When asked by Israeli reporters Monday about his intentions on settlements, Netanyahu again dusted off his give-and-receive formula. Israel will carry out its Roadmap commitments, he said, in the framework of both sides' commitments. In that context he referred to the Gaza Strip, where Israel removed all its settlements and was faced with Hamas is in power. When asked if he intends to take action on settlements only when Hamas is either deposed or disarmed, Netanyahu said that this is not what he was suggesting. However, he said, one should wait for the new peace plan that the Obama administration is reportedly preparing.
The new peace plan may be the big news of Netanyahu's visit. Reportedly, the administration is planning to leverage the Arab League's Peace Initiative - perhaps in a somewhat softened form - to provide an added regional component to the Israeli-Palestinian peace efforts. The administration sees the Arab Initiative as a very promising. Netanyahu, when asked about it by Israeli reporters Monday, shortly after discussing it with Obama, sarcastically said that the Arab Initiative "is in fact an improvement" compared to the "Three No's" of the Arab Leagues' 1967 Khartoum conference.
Netanyahu came to Washington bruised by criticism over his performance domestically during his first fifty days in office.
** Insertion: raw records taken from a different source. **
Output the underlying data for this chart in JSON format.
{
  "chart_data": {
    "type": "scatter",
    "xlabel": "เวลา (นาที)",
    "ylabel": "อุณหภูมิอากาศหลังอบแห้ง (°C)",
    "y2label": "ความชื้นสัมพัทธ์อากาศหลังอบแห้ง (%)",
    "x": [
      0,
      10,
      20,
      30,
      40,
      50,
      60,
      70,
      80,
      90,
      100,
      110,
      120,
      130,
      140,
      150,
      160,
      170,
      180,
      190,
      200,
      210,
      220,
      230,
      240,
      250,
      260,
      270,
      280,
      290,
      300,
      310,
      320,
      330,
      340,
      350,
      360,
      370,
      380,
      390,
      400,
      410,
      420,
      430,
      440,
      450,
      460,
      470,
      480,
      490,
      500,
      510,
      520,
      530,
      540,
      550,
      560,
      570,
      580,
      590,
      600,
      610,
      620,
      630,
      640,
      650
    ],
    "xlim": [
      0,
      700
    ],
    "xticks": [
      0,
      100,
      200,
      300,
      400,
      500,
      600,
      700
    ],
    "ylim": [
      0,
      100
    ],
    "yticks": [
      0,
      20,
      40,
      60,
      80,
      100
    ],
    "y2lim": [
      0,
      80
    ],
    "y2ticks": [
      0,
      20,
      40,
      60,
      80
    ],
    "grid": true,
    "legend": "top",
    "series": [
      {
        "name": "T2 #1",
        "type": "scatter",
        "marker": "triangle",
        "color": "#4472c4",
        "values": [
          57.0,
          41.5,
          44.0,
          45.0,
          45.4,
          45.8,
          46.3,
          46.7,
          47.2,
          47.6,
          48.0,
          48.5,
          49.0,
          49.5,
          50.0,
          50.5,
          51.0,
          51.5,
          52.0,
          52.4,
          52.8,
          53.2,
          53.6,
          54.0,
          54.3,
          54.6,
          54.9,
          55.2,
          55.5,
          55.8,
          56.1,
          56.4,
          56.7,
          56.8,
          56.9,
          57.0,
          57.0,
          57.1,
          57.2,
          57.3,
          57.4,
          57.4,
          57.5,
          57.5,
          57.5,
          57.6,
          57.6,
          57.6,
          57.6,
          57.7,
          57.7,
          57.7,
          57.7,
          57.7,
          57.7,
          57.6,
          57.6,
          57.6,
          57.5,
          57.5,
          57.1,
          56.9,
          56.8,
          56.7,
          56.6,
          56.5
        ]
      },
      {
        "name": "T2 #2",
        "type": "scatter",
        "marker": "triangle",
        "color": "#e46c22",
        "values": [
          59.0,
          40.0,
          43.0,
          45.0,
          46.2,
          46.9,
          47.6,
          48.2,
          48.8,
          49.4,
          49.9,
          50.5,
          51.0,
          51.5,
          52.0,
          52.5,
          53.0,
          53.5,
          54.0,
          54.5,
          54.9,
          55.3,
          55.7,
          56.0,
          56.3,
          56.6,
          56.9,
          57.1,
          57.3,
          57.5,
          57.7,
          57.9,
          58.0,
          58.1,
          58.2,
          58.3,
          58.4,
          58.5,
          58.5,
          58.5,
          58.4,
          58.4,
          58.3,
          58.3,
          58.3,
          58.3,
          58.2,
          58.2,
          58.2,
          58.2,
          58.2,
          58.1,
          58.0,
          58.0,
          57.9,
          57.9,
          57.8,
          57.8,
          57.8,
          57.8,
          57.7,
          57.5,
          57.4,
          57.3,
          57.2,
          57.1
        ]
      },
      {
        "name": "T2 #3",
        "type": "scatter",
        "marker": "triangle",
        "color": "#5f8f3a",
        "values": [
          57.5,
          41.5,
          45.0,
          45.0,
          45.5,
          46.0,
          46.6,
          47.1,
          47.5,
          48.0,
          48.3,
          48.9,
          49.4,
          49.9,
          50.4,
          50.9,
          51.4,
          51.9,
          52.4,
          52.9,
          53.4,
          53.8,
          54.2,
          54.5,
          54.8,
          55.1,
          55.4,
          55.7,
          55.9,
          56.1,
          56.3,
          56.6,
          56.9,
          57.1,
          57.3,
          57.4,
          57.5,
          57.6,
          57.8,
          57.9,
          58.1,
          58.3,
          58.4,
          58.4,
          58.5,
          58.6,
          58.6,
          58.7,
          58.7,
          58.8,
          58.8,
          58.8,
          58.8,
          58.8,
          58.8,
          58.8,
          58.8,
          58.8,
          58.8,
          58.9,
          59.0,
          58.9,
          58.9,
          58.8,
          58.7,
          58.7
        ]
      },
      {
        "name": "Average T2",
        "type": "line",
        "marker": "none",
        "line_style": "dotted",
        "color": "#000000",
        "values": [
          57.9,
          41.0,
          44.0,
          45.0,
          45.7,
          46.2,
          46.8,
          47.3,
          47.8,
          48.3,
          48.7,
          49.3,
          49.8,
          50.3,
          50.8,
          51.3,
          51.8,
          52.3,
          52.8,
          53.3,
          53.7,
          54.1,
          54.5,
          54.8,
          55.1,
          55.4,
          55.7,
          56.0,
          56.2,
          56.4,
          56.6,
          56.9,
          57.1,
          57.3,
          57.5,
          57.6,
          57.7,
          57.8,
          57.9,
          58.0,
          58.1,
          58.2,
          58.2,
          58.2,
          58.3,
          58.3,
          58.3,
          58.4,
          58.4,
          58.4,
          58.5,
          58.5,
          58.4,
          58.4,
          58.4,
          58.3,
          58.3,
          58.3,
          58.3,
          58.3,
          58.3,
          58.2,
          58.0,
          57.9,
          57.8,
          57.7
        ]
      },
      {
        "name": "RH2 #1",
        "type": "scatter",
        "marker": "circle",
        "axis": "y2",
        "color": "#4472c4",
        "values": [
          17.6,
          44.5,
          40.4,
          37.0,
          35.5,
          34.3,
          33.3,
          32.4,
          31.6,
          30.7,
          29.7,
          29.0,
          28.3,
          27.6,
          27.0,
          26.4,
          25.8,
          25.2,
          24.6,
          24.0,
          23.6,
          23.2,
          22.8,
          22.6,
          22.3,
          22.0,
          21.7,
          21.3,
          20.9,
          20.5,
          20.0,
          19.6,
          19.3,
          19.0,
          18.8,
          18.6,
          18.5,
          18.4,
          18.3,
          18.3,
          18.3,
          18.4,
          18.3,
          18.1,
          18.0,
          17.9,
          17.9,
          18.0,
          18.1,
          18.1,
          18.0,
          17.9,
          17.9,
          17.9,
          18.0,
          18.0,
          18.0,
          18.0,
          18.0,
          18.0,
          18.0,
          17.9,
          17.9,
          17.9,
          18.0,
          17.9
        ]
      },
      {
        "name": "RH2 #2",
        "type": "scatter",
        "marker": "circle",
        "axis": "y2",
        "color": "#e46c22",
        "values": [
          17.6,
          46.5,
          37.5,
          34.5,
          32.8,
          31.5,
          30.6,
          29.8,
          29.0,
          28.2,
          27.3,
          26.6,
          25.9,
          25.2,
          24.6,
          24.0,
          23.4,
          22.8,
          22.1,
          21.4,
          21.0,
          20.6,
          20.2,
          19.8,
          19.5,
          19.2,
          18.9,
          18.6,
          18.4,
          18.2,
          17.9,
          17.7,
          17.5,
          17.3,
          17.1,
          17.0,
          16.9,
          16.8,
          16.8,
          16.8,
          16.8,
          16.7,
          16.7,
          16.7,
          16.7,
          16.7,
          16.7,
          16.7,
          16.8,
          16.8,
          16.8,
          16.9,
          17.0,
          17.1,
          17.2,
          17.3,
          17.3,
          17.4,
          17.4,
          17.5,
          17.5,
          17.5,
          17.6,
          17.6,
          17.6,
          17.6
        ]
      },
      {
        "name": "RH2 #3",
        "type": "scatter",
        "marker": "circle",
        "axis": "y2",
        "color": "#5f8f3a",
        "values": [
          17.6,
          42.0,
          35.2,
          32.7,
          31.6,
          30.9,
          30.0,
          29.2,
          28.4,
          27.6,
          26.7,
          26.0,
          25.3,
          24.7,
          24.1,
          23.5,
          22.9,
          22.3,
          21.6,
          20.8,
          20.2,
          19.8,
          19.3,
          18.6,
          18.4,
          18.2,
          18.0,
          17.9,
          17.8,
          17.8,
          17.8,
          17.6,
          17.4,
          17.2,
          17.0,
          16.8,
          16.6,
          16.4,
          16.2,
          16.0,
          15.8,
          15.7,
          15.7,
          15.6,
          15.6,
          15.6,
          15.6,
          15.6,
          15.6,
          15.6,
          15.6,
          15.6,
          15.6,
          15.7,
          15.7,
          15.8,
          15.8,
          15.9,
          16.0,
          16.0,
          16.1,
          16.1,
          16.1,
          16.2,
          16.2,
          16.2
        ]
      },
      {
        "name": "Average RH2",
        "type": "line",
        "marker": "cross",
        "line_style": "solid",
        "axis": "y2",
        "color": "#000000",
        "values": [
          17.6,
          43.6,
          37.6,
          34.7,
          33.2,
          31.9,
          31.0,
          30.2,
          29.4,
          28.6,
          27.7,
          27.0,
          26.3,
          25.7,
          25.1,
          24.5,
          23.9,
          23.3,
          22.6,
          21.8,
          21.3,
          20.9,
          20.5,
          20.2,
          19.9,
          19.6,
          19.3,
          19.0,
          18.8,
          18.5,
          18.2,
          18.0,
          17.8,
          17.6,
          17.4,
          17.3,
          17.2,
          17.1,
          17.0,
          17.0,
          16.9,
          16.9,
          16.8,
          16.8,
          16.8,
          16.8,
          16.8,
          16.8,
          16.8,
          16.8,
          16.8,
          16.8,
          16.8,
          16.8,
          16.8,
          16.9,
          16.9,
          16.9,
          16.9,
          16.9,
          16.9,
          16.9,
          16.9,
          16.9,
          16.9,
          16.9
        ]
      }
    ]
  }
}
Judging by Israeli press reports, he is returning from Washington having suffered more political bruises, this time over his foreign policy performance.
The prime minister may try to stick to his hard line positions, but most Israelis will have little patience with policies that jeopardize Israel's relationship with the United States, its chief national security asset. Israelis know that while they can afford to play the receive-what-you-give game with the Palestinians, where Israel has more to give than to receive, they cannot afford to play it with Washington.